Eu me lembrei de um caso. Eu tinha um amigo, que nem vou dizer o país, na Europa. Eu me correspondia com ele há muitos anos atrás e eu queria receber um disco lá que pertencia a uma coleção de discos da história da música, e ele me escreveu “Escuta, esse disco está numa coleção de 20, 30 discos de história da música e não se consegue isso. Eles não dão cópia, não fazem nada, não tem jeito.” Então, ele viu meu interesse e ele me perguntou quando que ele me pagava pelo disco. E eu disse que pagava três vezes a mais. E eu não sei como foi lá, que ele sabia que eu queria o disco, e ele conseguiu roubar o disco e mandou pra mim, e eu tenho o disco até hoje, é bem raro. (risos) Ele que conseguiu lá o disco, e paguei pra ele. Esse foi um caso raro. Teve um argentino também, na verdade um paraguaio que morava na Argentina, o Quirino Baez Allende, e eu soube que ele gravou um disco na Columbia Argentina muito antigo, um 78, e eu disse que eu pagava pra ele cinco vezes mais que o preço. E, coitado, ele andava sempre ruim de dinheiro. E eu disse que se ele quiser me mandar o disco, pode deixar na casa Chica, uma casa que sempre manda disco pra mim, e pode comprar deles pra mim. Um disco argentino na época custava três pesos, e eu falei que ele podia cobrar quinze pesos. Ele foi na casa, mostrou a carta, e pegou lá os quinze pesos. A casa depois me mandou o disco e tenho até hoje. Ele toca de um lado uma polca chamada Itororó e do outro lado era Laute, um Zamba. Ele me mandou, cinco vezes mais que o preço. São discos raros, mas tem muito disco raro, e estou sempre pesquisando isso. Tem discos particulares desses violonistas. Maria Luisa Anido, Garoto, gravaram pessoalmente coisas pra mim quando vieram a São Paulo que eu tenho até hoje. Até hoje eles gravam também. De maneras que eu coleciono todo tipo de disco. Caiu na minha mão, eu gosto e conservo.

Que recado você gostaria de deixar para os internautas?

Eu acho que os violonistas devem procurar tocar muito bem, ouvir muita música, pra poder tocar bem e apresentar o violão da melhor forma possível. Inclusive, eu ouço muita coisa que eu não posso falar, são amigos, mas são violonistas que tocam mal, deveriam procurar tocar bem, apresentar o violão bem. Ouvindo bastante música a gente fica familiarizado com o violão. O recado que eu tenho é que o violonista deve se dedicar, apresentar o violão muito bem, estudar música, estudar solfejo cantado – eu estudei solfejo falado, tá errado. Temos que estudar música séria. O recado que dou é isso, procure tocar violão bem tocado. Porque existem as mentiras convencionais. Tinha um escritor chamado MAX NORDAU, que falava das mentiras convencionais.
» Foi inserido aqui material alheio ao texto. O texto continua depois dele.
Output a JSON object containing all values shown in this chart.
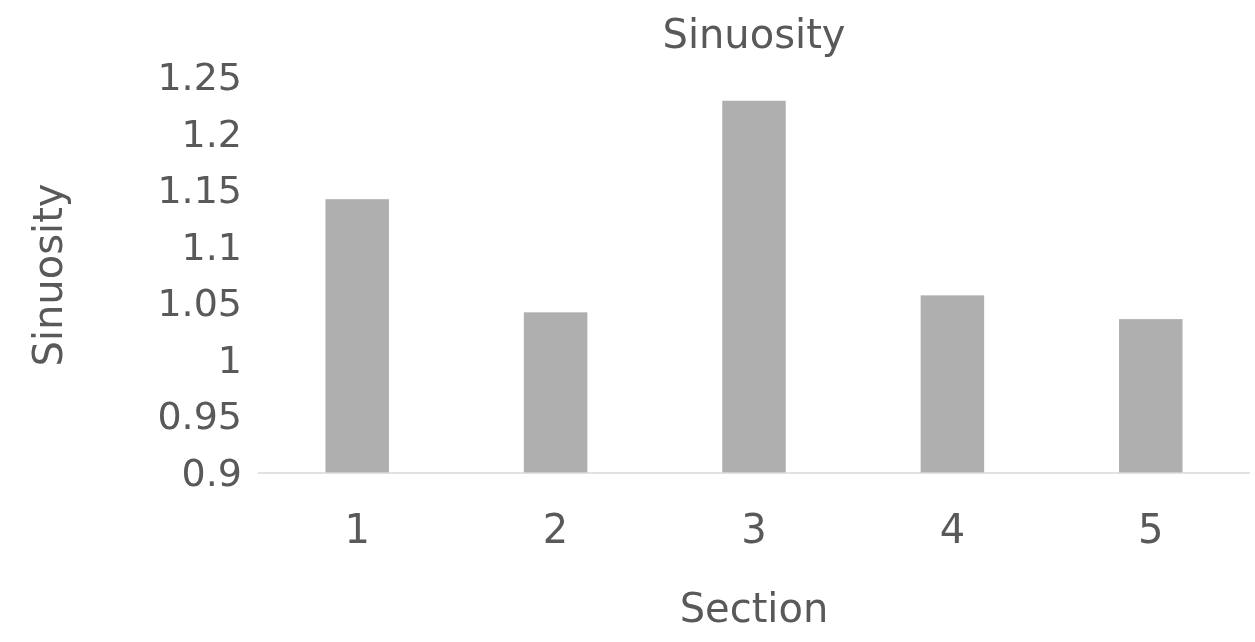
{
  "chart_data": {
    "type": "bar",
    "title": "Sinuosity",
    "xlabel": "Section",
    "ylabel": "Sinuosity",
    "categories": [
      "1",
      "2",
      "3",
      "4",
      "5"
    ],
    "values": [
      1.142,
      1.042,
      1.229,
      1.057,
      1.036
    ],
    "color": "#afafaf",
    "ylim": [
      0.9,
      1.25
    ],
    "yticks": [
      {
        "value": 0.9,
        "label": "0.9"
      },
      {
        "value": 0.95,
        "label": "0.95"
      },
      {
        "value": 1,
        "label": "1"
      },
      {
        "value": 1.05,
        "label": "1.05"
      },
      {
        "value": 1.1,
        "label": "1.1"
      },
      {
        "value": 1.15,
        "label": "1.15"
      },
      {
        "value": 1.2,
        "label": "1.2"
      },
      {
        "value": 1.25,
        "label": "1.25"
      }
    ],
    "grid": false
  }
}
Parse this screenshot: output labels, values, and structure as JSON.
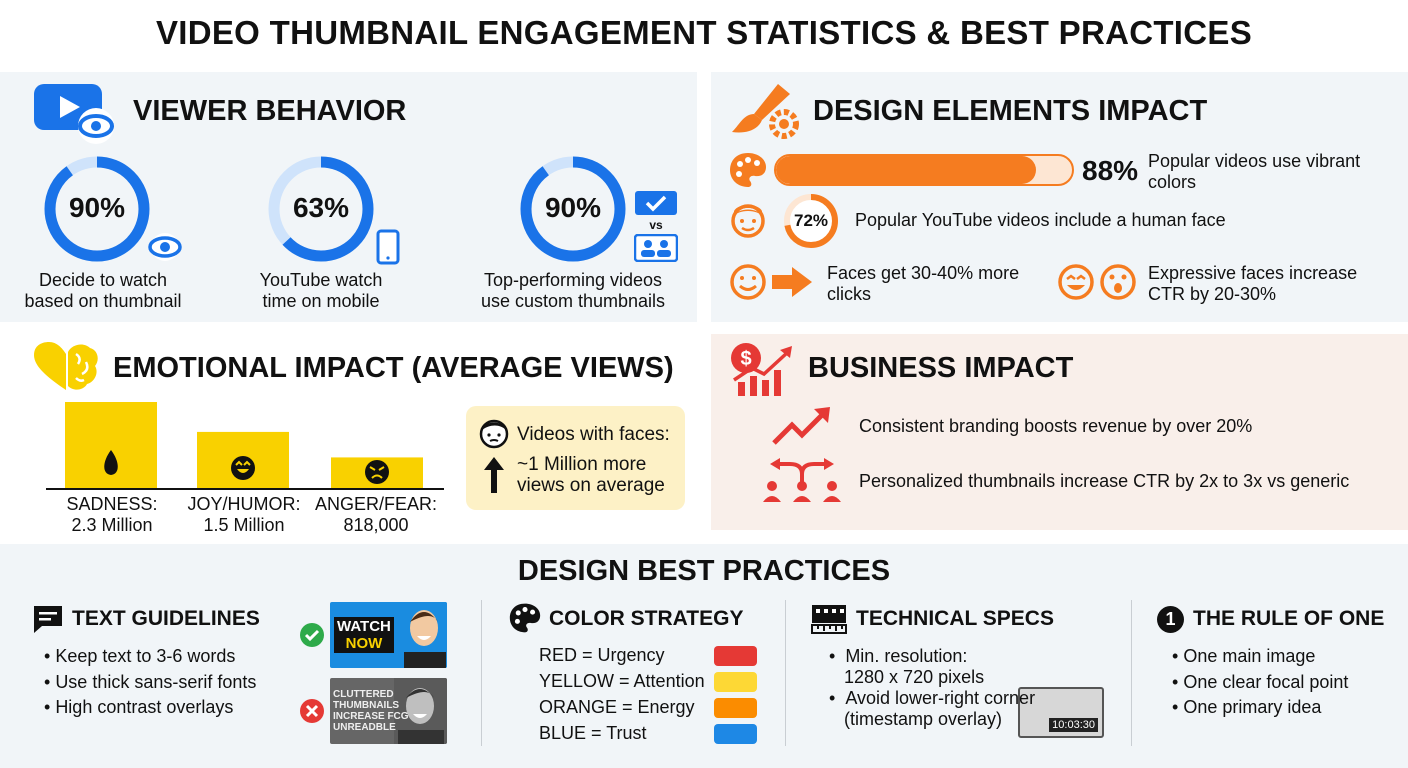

Muitas vezes a gente mente porque não pode falar a verdade, mas ouço muita coisa aí que está mal, o camarada deveria tocar melhor. Agora, ele faz o que pode. O problema é que geralmente o violonista não tem acesso à cultura. Ele deveria ouvir muito, ir nos concertos, ver o pessoal que toca fora. Outro dia mesmo recebi uns DVDs da Sharon Isbin tocando umas coisas de Brouwer que nunca vi ela tocar, Elogio de la Danza, essas coisas, de um jeito diferente de muitos outros, bem tocado. O violonista deveria ouvir tudo o que já está gravado pra ter referência e procurar tocar direito.

Ronoel Simões, muito obrigado pela entrevista!